Native is a Knife , Framework is a Sword, It’s not about how sharp the knife or how strong the sword. it’s all about how skillfull the hand that wields it….

untuk membandingkan Native dengan Framework berikut ini perbaindinganya-nya :

  1. menggunakan Native Relatif lebih mudah untuk dipelajari, tapi lebih susah ketika di implementasikan dalam kasus nyata, karena harus membuat segala sesuatunya sendiri. berbeda dengan Framework, mempelajarinya mungkin lebih susah, tapi untuk diimplementasikan pada kasus nyata akan jauh lebih ringan, karena semua sudah disediakan.
  2. Menggunakan Native running time jauh lebih cepat sehingga cocok untuk kondisi yang Low Resource atau menangani Big Data, sedangkan Framework tentu saja lebih boros, karena banyak dari Resource yang disediakan framework ternyata tidak kita gunakan.

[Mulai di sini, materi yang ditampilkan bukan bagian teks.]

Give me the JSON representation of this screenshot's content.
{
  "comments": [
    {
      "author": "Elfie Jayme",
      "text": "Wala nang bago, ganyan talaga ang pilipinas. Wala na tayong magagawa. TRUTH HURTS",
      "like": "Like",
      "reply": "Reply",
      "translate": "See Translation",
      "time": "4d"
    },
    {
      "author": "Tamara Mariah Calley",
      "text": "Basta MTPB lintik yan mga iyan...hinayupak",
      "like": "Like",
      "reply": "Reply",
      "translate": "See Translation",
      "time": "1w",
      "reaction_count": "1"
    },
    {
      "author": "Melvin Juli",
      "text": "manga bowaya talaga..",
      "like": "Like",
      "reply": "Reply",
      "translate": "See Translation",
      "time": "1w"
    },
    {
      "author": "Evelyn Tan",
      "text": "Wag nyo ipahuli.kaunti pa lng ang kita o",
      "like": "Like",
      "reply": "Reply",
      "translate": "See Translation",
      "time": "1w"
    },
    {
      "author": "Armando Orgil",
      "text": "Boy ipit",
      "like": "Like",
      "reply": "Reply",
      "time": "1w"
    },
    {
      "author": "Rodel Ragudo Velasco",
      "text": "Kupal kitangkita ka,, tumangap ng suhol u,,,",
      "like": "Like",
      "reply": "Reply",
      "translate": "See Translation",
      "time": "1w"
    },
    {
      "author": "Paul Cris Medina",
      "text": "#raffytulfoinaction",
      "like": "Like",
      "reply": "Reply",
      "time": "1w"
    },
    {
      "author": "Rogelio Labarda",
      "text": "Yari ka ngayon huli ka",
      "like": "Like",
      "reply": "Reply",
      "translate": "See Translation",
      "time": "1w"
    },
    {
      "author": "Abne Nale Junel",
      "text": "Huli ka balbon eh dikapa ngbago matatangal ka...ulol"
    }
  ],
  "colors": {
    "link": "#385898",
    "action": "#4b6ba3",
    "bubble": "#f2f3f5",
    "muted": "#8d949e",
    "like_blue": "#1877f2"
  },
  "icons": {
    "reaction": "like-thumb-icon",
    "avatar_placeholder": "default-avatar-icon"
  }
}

  3. Native berarti membangun sendiri dari awal, tentu merupakan pekerjaan besar. dalam bisnis, ketika ada error maka programmer bisa segera melakukan fiksasi. berbeda dengan Framework sekalinya ada error pada level framework maka harus menunggu bug fix atau kalau memang bisa jeroan Framework di utak-atik sendiri biar bug fix (dan tentu saja mengutak atik jeroan framework berarti menggunakan bahasa native , karena pada dasarnya framework juga dibangun dari Native), selain itu kelemahan Framework adalah kalau sudah ada bug di versi 1 trus diminta upgrade di versi 2, dan di versi 2 banyak hal dari source code kita yang harus dirubah, padahal yang kita butuhkan di versi 2 cuma masalah kecil, maka siap-siap mengoreksi semua dari awal.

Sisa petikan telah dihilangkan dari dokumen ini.